The Chair of Plaid Cymru, Alun Ffred Jones, emailed the party’s supporters with the following message:
“For nearly a century, Plaid Cymru has stood out in our nation’s history as Wales’s national party,” he said.
“Recently, a new party has been formed under the name “Welsh National Party / Plaid Genedlaethol Cymru” and has received Electoral Commission approval to register the name.
“Plaid Cymru has received legal advice which has led us to challenge the Electoral Commission’s decision which, to our minds, has been reached as a result of flawed and unlawful processes.
“For example, it appears that the Electoral Commission failed to consider Wales’ linguistic status nor the fact that it is impossible to register a name in English without that leading to the use of the corresponding Welsh translation.

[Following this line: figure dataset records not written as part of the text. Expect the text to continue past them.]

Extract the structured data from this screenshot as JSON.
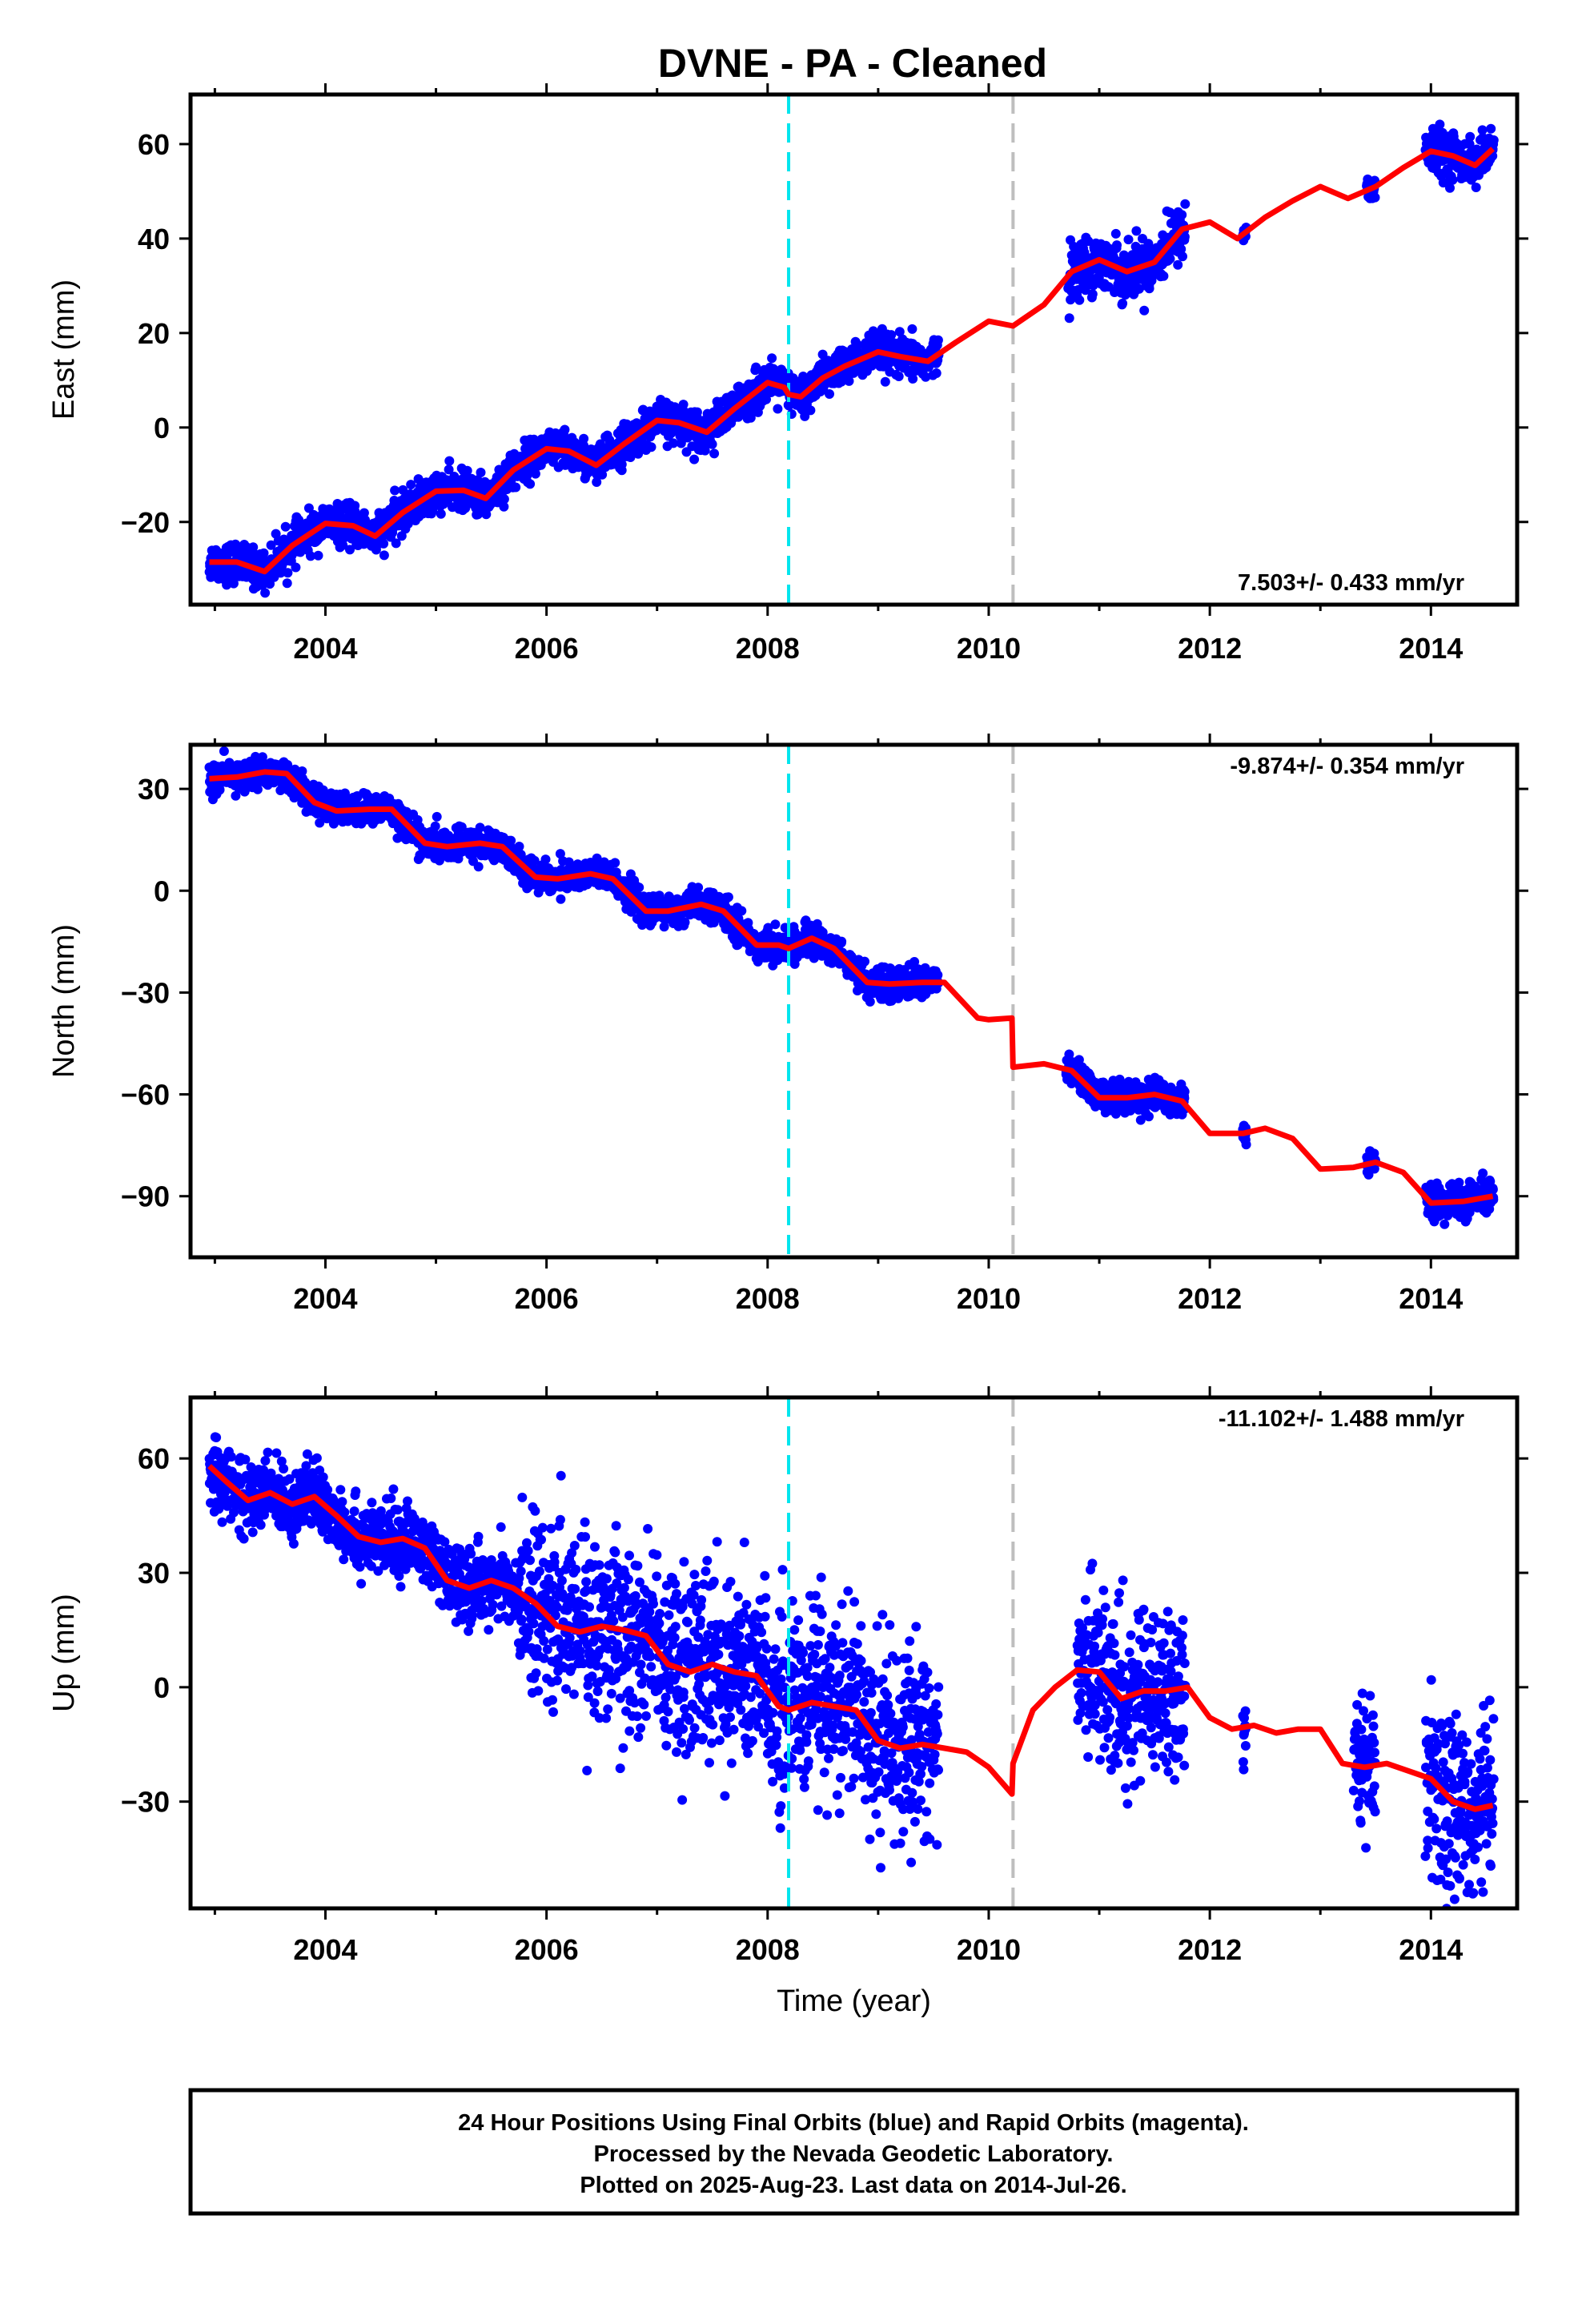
{
  "figure": {
    "title": "DVNE  - PA - Cleaned"
  },
  "colors": {
    "final_orbits": "#0000ff",
    "model": "#ff0000",
    "antenna_change": "#00e5ee",
    "equipment_change": "#bebebe",
    "frame": "#000000"
  },
  "footer": {
    "lines": [
      "24 Hour Positions Using Final Orbits (blue) and Rapid Orbits (magenta).",
      "Processed by the Nevada Geodetic Laboratory.",
      "Plotted on 2025-Aug-23. Last data on 2014-Jul-26."
    ]
  },
  "chart_data": [
    {
      "type": "scatter",
      "panel": "east",
      "title": "",
      "xlabel": "",
      "ylabel": "East (mm)",
      "xlim": [
        2002.78,
        2014.78
      ],
      "ylim": [
        -37.5,
        70.5
      ],
      "xticks": [
        2004,
        2006,
        2008,
        2010,
        2012,
        2014
      ],
      "yticks": [
        -20,
        0,
        20,
        40,
        60
      ],
      "ytick_labels": [
        "−20",
        "0",
        "20",
        "40",
        "60"
      ],
      "vlines": [
        {
          "x": 2008.19,
          "style": "dashed",
          "color": "#00e5ee"
        },
        {
          "x": 2010.22,
          "style": "dashed",
          "color": "#bebebe"
        }
      ],
      "rate_label": "7.503+/- 0.433 mm/yr",
      "rate_position": "bottom-right",
      "points_description_segments": [
        {
          "x_start": 2002.95,
          "x_end": 2009.55,
          "spread": 2.2
        },
        {
          "x_start": 2010.72,
          "x_end": 2011.75,
          "spread": 3.0
        },
        {
          "x_start": 2012.3,
          "x_end": 2012.32,
          "spread": 1.5
        },
        {
          "x_start": 2013.42,
          "x_end": 2013.5,
          "spread": 1.5
        },
        {
          "x_start": 2013.95,
          "x_end": 2014.56,
          "spread": 2.5
        }
      ],
      "series": [
        {
          "name": "",
          "kind": "model",
          "x": [
            2002.95,
            2003.2,
            2003.45,
            2003.7,
            2004.0,
            2004.25,
            2004.45,
            2004.7,
            2005.0,
            2005.25,
            2005.45,
            2005.7,
            2006.0,
            2006.2,
            2006.45,
            2006.7,
            2007.0,
            2007.2,
            2007.45,
            2007.7,
            2008.0,
            2008.15,
            2008.19,
            2008.3,
            2008.5,
            2008.7,
            2009.0,
            2009.2,
            2009.45,
            2009.7,
            2010.0,
            2010.22,
            2010.5,
            2010.75,
            2011.0,
            2011.25,
            2011.5,
            2011.75,
            2012.0,
            2012.25,
            2012.5,
            2012.75,
            2013.0,
            2013.25,
            2013.5,
            2013.75,
            2014.0,
            2014.2,
            2014.4,
            2014.56
          ],
          "y": [
            -28.5,
            -28.5,
            -30.5,
            -25.0,
            -20.3,
            -20.8,
            -23.0,
            -18.0,
            -13.5,
            -13.3,
            -15.0,
            -9.0,
            -4.5,
            -5.0,
            -8.0,
            -3.5,
            1.5,
            1.0,
            -1.0,
            4.0,
            9.5,
            8.5,
            7.0,
            6.5,
            10.5,
            13.0,
            16.0,
            15.0,
            14.0,
            18.0,
            22.5,
            21.5,
            26.0,
            33.0,
            35.5,
            33.0,
            35.0,
            42.0,
            43.5,
            40.0,
            44.5,
            48.0,
            51.0,
            48.5,
            51.0,
            55.0,
            58.5,
            57.5,
            55.5,
            59.0
          ]
        }
      ]
    },
    {
      "type": "scatter",
      "panel": "north",
      "title": "",
      "xlabel": "",
      "ylabel": "North (mm)",
      "xlim": [
        2002.78,
        2014.78
      ],
      "ylim": [
        -108.0,
        43.0
      ],
      "xticks": [
        2004,
        2006,
        2008,
        2010,
        2012,
        2014
      ],
      "yticks": [
        -90,
        -60,
        -30,
        0,
        30
      ],
      "ytick_labels": [
        "−90",
        "−60",
        "−30",
        "0",
        "30"
      ],
      "vlines": [
        {
          "x": 2008.19,
          "style": "dashed",
          "color": "#00e5ee"
        },
        {
          "x": 2010.22,
          "style": "dashed",
          "color": "#bebebe"
        }
      ],
      "rate_label": "-9.874+/- 0.354 mm/yr",
      "rate_position": "top-right",
      "series": [
        {
          "name": "",
          "kind": "model",
          "x": [
            2002.95,
            2003.2,
            2003.45,
            2003.65,
            2003.9,
            2004.1,
            2004.4,
            2004.6,
            2004.9,
            2005.1,
            2005.4,
            2005.6,
            2005.9,
            2006.1,
            2006.4,
            2006.6,
            2006.9,
            2007.1,
            2007.4,
            2007.6,
            2007.9,
            2008.1,
            2008.19,
            2008.4,
            2008.6,
            2008.9,
            2009.1,
            2009.4,
            2009.6,
            2009.9,
            2010.0,
            2010.21,
            2010.22,
            2010.5,
            2010.75,
            2011.0,
            2011.25,
            2011.5,
            2011.75,
            2012.0,
            2012.3,
            2012.5,
            2012.75,
            2013.0,
            2013.3,
            2013.5,
            2013.75,
            2014.0,
            2014.3,
            2014.56
          ],
          "y": [
            33.0,
            33.5,
            35.0,
            34.5,
            26.0,
            23.5,
            24.0,
            24.0,
            14.0,
            13.0,
            14.0,
            13.0,
            4.0,
            3.5,
            5.0,
            3.5,
            -6.0,
            -6.0,
            -4.0,
            -6.0,
            -16.0,
            -16.0,
            -17.0,
            -14.0,
            -17.0,
            -27.0,
            -27.5,
            -27.0,
            -27.0,
            -37.5,
            -38.0,
            -37.5,
            -52.0,
            -51.0,
            -53.0,
            -61.0,
            -61.0,
            -60.0,
            -62.0,
            -71.5,
            -71.5,
            -70.0,
            -73.0,
            -82.0,
            -81.5,
            -80.0,
            -83.0,
            -92.0,
            -91.5,
            -90.0
          ]
        }
      ]
    },
    {
      "type": "scatter",
      "panel": "up",
      "title": "",
      "xlabel": "Time (year)",
      "ylabel": "Up (mm)",
      "xlim": [
        2002.78,
        2014.78
      ],
      "ylim": [
        -58.0,
        76.0
      ],
      "xticks": [
        2004,
        2006,
        2008,
        2010,
        2012,
        2014
      ],
      "yticks": [
        -30,
        0,
        30,
        60
      ],
      "ytick_labels": [
        "−30",
        "0",
        "30",
        "60"
      ],
      "vlines": [
        {
          "x": 2008.19,
          "style": "dashed",
          "color": "#00e5ee"
        },
        {
          "x": 2010.22,
          "style": "dashed",
          "color": "#bebebe"
        }
      ],
      "rate_label": "-11.102+/- 1.488 mm/yr",
      "rate_position": "top-right",
      "series": [
        {
          "name": "",
          "kind": "model",
          "x": [
            2002.95,
            2003.1,
            2003.3,
            2003.5,
            2003.7,
            2003.9,
            2004.1,
            2004.3,
            2004.5,
            2004.7,
            2004.9,
            2005.1,
            2005.3,
            2005.5,
            2005.7,
            2005.9,
            2006.1,
            2006.3,
            2006.5,
            2006.7,
            2006.9,
            2007.1,
            2007.3,
            2007.5,
            2007.7,
            2007.9,
            2008.1,
            2008.19,
            2008.4,
            2008.6,
            2008.8,
            2009.0,
            2009.2,
            2009.4,
            2009.6,
            2009.8,
            2010.0,
            2010.21,
            2010.22,
            2010.4,
            2010.6,
            2010.8,
            2011.0,
            2011.2,
            2011.4,
            2011.6,
            2011.8,
            2012.0,
            2012.2,
            2012.4,
            2012.6,
            2012.8,
            2013.0,
            2013.2,
            2013.4,
            2013.6,
            2013.8,
            2014.0,
            2014.2,
            2014.4,
            2014.56
          ],
          "y": [
            58.0,
            54.0,
            49.0,
            51.0,
            48.0,
            50.0,
            45.0,
            39.5,
            38.0,
            39.0,
            36.5,
            28.0,
            26.0,
            28.0,
            26.0,
            22.0,
            16.0,
            14.5,
            16.0,
            15.0,
            13.5,
            6.0,
            4.0,
            6.0,
            4.0,
            3.0,
            -5.0,
            -6.0,
            -4.0,
            -5.0,
            -6.0,
            -14.0,
            -16.0,
            -15.0,
            -16.0,
            -17.0,
            -21.0,
            -28.0,
            -20.0,
            -6.0,
            0.0,
            4.5,
            4.0,
            -3.0,
            -1.0,
            -1.0,
            0.0,
            -8.0,
            -11.0,
            -10.0,
            -12.0,
            -11.0,
            -11.0,
            -20.0,
            -21.0,
            -20.0,
            -22.0,
            -24.0,
            -30.0,
            -32.0,
            -31.0
          ]
        }
      ]
    }
  ]
}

“The timing is a matter of regret given the circumstances of the Coronavirus crisis, but this was a factor beyond our control due to the requirement that the process must commence within a strict time limit.
“Plaid Cymru will always protect the interests of our movement, including its historic name and its significance.
“We are confident that the Electoral Commission will reserve this decision and in the meantime, we will continue to focus our energies on supporting our communities and putting forward bold ideas for how to respond to the current crisis.”